Think tank backs shared web platform for local government

Written by Colin Marrs on 4 June 2014 in News

Calls for local government to form a single platform to provide web services have been backed by a right-leaning think tank.

Calls for local government to form a single platform to provide web services have been backed by a right-leaning think tank.

A Technology Manifesto released by think tank Policy Exchange today examined how local and national government can use ICT to transform public services.

It said that a single digital platform, similar to central government’s, could help councils deal with budgetary pressures and improve services.

It said: “Though they must be free to determine their own course, local authorities will fail to achieve the benefits of digital government if they try to undergo the transformation completely independently of one another.

“A local GDS hub should be established to help them apply platform technologies, converge on open standards and replace more than 400 local authority websites with a single domain in the style of”

The idea of a single local government digital platform was mooted last year in a blog posting by Richard Copley, head of ICT at Rotherham Metropolitan Borough Council.

He called for the creation of a Local Government Digital Service (LDGS) to oversee the standardisation and improvement of digital services in councils.

According to Copley, creating standardised services could reap significant savings by reducing up to 25,000 software applications currently run by authorities across England.

At the time, he said: “Copley said: “If each council agreed to subscribe to an LGDS and paid just £3,000 per year we’d be able deliver a platform which would remove the need for individual council websites…” 
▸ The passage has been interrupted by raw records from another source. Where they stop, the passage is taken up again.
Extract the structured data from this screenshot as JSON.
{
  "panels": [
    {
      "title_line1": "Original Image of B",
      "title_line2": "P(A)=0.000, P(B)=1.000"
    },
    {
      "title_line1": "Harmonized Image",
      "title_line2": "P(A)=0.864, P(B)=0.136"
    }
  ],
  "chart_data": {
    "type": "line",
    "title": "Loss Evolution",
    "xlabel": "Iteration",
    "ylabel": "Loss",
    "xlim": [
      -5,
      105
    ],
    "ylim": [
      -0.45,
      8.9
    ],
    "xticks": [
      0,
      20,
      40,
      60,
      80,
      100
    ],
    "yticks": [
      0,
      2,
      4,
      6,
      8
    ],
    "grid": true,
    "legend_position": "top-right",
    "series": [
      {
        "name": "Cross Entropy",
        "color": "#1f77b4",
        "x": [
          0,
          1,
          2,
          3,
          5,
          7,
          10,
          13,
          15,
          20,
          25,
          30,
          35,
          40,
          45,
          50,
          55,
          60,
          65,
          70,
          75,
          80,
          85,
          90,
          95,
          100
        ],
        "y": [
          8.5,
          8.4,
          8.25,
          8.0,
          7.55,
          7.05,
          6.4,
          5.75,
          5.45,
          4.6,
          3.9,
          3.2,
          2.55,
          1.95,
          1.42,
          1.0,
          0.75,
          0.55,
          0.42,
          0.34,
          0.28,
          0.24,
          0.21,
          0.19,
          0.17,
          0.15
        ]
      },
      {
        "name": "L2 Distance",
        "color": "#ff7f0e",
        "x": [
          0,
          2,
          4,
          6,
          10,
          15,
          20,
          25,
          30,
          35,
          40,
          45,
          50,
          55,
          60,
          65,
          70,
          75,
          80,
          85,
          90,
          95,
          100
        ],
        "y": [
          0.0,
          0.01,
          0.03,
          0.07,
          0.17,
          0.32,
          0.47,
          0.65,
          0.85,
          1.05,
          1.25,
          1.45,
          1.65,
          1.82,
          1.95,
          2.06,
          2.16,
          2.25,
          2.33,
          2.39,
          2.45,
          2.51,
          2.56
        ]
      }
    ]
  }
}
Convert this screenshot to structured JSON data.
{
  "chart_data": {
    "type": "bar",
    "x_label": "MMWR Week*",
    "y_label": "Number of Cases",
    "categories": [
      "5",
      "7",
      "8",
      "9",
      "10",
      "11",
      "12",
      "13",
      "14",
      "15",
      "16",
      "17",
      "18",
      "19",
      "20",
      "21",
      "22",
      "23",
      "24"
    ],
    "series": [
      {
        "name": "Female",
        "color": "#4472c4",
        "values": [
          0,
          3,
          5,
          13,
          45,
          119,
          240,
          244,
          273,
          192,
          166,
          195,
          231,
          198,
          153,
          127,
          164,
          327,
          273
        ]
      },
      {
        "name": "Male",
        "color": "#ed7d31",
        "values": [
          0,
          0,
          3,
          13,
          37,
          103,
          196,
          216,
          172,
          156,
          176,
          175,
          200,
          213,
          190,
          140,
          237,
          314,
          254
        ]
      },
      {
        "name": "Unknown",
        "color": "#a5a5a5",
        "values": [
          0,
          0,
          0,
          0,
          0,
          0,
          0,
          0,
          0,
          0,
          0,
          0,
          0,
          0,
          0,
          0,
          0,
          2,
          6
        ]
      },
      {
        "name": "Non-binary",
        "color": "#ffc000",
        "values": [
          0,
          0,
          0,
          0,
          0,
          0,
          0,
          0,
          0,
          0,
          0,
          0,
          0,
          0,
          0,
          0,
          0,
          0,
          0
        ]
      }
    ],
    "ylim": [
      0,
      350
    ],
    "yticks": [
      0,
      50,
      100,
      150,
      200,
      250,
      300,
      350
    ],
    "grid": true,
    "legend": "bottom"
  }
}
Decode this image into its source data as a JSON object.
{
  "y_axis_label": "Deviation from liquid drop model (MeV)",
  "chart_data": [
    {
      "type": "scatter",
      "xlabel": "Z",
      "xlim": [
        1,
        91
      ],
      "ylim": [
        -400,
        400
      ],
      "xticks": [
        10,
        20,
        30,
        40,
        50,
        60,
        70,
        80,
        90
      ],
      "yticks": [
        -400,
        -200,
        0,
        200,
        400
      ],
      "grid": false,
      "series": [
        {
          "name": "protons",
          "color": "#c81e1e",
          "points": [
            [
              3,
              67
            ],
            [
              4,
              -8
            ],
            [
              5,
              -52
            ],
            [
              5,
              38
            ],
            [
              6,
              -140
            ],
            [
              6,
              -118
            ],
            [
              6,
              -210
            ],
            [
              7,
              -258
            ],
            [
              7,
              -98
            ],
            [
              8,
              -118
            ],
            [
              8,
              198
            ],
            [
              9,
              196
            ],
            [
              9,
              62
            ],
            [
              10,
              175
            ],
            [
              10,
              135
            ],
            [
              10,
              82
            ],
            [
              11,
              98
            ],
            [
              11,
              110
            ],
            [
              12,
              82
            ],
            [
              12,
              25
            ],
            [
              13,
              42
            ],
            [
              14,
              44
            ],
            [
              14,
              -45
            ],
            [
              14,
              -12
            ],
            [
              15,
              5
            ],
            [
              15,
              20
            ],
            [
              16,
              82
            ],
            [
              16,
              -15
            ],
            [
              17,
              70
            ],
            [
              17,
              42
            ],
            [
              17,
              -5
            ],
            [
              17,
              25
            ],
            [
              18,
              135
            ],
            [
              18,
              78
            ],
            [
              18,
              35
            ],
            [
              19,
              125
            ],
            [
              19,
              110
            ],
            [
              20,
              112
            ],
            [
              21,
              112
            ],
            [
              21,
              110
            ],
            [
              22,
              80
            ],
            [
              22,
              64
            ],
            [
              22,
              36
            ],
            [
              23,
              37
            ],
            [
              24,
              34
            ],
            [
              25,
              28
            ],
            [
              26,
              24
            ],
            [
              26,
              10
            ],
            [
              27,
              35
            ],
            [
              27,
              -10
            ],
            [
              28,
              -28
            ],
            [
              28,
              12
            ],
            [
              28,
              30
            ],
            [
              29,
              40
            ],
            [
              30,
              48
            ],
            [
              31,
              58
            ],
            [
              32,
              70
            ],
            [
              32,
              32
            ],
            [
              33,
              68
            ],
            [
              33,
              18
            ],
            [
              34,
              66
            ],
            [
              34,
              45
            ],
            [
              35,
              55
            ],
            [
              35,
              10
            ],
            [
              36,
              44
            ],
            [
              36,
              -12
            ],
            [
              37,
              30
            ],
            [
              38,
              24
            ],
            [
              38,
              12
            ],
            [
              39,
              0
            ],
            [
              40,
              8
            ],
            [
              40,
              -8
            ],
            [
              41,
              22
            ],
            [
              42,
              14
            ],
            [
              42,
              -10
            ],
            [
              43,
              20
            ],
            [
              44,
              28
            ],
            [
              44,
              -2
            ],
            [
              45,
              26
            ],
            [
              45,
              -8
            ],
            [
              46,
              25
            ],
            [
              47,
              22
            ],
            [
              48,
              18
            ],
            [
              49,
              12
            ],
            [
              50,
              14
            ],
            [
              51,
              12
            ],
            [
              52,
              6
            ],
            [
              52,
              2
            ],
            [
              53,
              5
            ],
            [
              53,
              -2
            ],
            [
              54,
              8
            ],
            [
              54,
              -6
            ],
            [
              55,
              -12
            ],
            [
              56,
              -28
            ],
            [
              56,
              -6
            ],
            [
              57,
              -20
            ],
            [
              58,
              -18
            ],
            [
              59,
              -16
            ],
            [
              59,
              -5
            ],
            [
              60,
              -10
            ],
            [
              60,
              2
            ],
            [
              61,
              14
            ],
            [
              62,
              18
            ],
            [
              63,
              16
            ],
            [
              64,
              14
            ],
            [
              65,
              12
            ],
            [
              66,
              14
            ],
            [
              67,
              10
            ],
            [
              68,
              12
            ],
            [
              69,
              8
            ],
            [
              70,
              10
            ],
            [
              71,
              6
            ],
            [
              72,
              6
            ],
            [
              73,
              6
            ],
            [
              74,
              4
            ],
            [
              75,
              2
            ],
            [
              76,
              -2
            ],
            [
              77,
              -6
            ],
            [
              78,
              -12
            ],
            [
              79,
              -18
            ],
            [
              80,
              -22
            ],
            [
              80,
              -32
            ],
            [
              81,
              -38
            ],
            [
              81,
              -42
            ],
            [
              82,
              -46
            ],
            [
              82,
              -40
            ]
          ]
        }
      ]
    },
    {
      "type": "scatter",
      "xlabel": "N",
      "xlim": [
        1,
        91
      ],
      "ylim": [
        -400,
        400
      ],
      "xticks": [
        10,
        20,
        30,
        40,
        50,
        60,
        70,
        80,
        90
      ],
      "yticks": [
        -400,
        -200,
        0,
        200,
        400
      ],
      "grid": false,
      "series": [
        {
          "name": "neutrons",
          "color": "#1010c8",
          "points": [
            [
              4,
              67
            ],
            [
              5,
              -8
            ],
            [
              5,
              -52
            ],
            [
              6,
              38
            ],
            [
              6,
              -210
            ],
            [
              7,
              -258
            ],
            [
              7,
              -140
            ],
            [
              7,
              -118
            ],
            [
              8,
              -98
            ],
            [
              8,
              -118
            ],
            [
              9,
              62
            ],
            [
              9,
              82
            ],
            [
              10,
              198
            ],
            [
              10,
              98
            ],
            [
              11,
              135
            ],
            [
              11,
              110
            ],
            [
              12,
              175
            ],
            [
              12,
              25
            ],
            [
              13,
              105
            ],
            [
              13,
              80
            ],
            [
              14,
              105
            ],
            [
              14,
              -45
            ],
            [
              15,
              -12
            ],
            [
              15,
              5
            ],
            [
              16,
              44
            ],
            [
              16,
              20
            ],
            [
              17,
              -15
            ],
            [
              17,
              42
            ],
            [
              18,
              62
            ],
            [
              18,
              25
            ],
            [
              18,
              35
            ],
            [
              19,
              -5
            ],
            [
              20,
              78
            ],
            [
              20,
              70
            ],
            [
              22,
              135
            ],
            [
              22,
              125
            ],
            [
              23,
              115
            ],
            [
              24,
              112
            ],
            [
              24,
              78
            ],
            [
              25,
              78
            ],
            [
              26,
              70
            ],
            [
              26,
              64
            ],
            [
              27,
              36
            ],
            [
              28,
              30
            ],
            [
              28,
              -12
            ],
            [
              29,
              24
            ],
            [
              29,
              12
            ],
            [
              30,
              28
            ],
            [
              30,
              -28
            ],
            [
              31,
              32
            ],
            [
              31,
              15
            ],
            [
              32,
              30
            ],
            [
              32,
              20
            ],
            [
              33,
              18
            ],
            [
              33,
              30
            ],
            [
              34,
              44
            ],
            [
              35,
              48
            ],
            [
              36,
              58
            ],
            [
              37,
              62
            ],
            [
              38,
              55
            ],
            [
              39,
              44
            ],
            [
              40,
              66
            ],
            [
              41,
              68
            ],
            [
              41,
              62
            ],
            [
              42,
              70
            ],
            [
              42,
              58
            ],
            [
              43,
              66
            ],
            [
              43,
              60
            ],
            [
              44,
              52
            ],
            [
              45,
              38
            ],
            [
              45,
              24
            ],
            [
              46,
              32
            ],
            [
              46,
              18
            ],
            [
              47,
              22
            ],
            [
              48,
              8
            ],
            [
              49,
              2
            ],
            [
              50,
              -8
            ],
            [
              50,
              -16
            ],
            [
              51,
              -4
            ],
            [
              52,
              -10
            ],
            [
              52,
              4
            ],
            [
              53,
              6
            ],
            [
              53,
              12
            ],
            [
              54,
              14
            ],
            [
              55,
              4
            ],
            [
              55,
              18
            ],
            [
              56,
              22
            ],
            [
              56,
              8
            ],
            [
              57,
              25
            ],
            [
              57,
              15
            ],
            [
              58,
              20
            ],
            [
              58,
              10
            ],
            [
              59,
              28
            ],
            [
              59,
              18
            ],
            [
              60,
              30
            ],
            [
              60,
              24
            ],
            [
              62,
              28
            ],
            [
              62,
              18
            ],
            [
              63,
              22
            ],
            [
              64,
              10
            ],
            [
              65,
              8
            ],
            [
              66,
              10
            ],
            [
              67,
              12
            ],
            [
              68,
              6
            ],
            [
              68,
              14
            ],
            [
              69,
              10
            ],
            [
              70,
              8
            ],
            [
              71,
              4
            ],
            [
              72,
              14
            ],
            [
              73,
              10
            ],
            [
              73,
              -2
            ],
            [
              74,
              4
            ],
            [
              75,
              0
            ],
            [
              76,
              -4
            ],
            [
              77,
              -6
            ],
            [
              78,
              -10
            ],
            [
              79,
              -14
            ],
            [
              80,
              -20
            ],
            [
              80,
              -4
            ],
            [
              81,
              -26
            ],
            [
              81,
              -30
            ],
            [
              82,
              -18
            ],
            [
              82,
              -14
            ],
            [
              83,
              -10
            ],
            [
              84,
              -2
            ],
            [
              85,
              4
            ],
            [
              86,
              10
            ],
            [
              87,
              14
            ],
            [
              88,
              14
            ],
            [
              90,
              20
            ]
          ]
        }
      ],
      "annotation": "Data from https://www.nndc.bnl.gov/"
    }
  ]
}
The Policy Exchange report also said that platforms based  on open standards should be established to give citizens an automated  way to send data to government.

It said: “This would empower communities to report on and help resolve issues in their local communities, from  pot holes to park littering.”

In addition, the manifesto said, public sector bodies should be required  to audit and declare the non-personal  datasets they hold, and publish a  schedule for their future release.

It said: “This process would increase transparency and strengthen the role of the Open Data User Group, by letting citizens and  businesses see what data is available to  request.”